Et puis je ne peux finir cette présentation de mon pays, mon beau pays (je suis fier d’être Mauritanien), sans évoquer ces disparités flagrantes dans l’habitat à Nouakchott, la capitale.

Tevragh-Zeina (elle finira belle) est le quartier chic de la capitale Nouakchott. En termes d’habitants – je ne dis pas d’habitat – il présente une belle harmonie. C’est normal parce que les gens qui y vivent sont ceux-là même qui détiennent tout : tribus, argent et savoir. Rarement, des citoyens de seconde zone parviennent à passer par les  mailles du filet pour venir déteindre dans cette bourgeoisie née du transfert du bien public en biens privés. Pour certains, j’exagère mais au fond tout le monde sait que je dis vrai. Les familles qui ont réussi grâce à des activités de négoce, les tribus même, se comptent sur les doits d’une seule main. Durant les vingt ans de l’ère Taya, le credo était : « détourne et tais-toi ».

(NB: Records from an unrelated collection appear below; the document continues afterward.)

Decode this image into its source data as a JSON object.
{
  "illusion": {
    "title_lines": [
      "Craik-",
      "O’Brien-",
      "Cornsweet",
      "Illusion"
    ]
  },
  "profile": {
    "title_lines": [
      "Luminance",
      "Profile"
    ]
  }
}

Cinquième, Sixième, là ce sont des départements (moughataa, disons-nous) où vivent globalement les Négro-mauritaniens. On m’en voudra peut être de le dire mais ce sont des départements laissés-pour-compte. Sales et manquant cruellement d’infrastructures. C’est là aussi que, l’écrasante majorité de migrants ouest-africains vient s’installer par « solidarité de couleur ». Gambiens, Ghanéens, Nigérians, y côtoient Sénégalais, Maliens et Guinéens. Dans l’imaginaire des Nouakchottois, ces « moughataas » sont devenues des zones étrangères où il ne faut pas s’aventurer.

Riadh, Arafat, Toujounine, Teyarett, Dar Naim, ce sont là d’autres départements populaires de la capitale Nouakchott. Dans ces zones, on retrouve les parents pauvres des « gens de Tevragh-Zeina ». Comme quoi, la dilapidation des biens publics n’a pas fait des victimes seulement au sein d’une seule communauté nationale. Ce sont même des départements où l’on trouve la Mauritanie dans sa diversité. Pas celle qui a choisi d’exhiber son opulence, comme à Tevragh-Zeina, ou qu’on a voulu marquer comme « différente », comme aux Cinquième et Sixième Arrondissements.

Reste le Ksar, le quartier noyau de Nouakchott, celui qui, à la création de cette capitale du désert était la Ville. Longtemps zone du commerce et de l’industrie, où habitent les premières t plus anciennes fortunes du pays, il revit aujourd’hui grâce à de nouveaux lotissements qui constituent une jonction entre lui et Tevragh-Zeina. Ce n’est rien d’autre qu’un rapprochement, une fusion plutôt, entre anciens et nouveaux riches.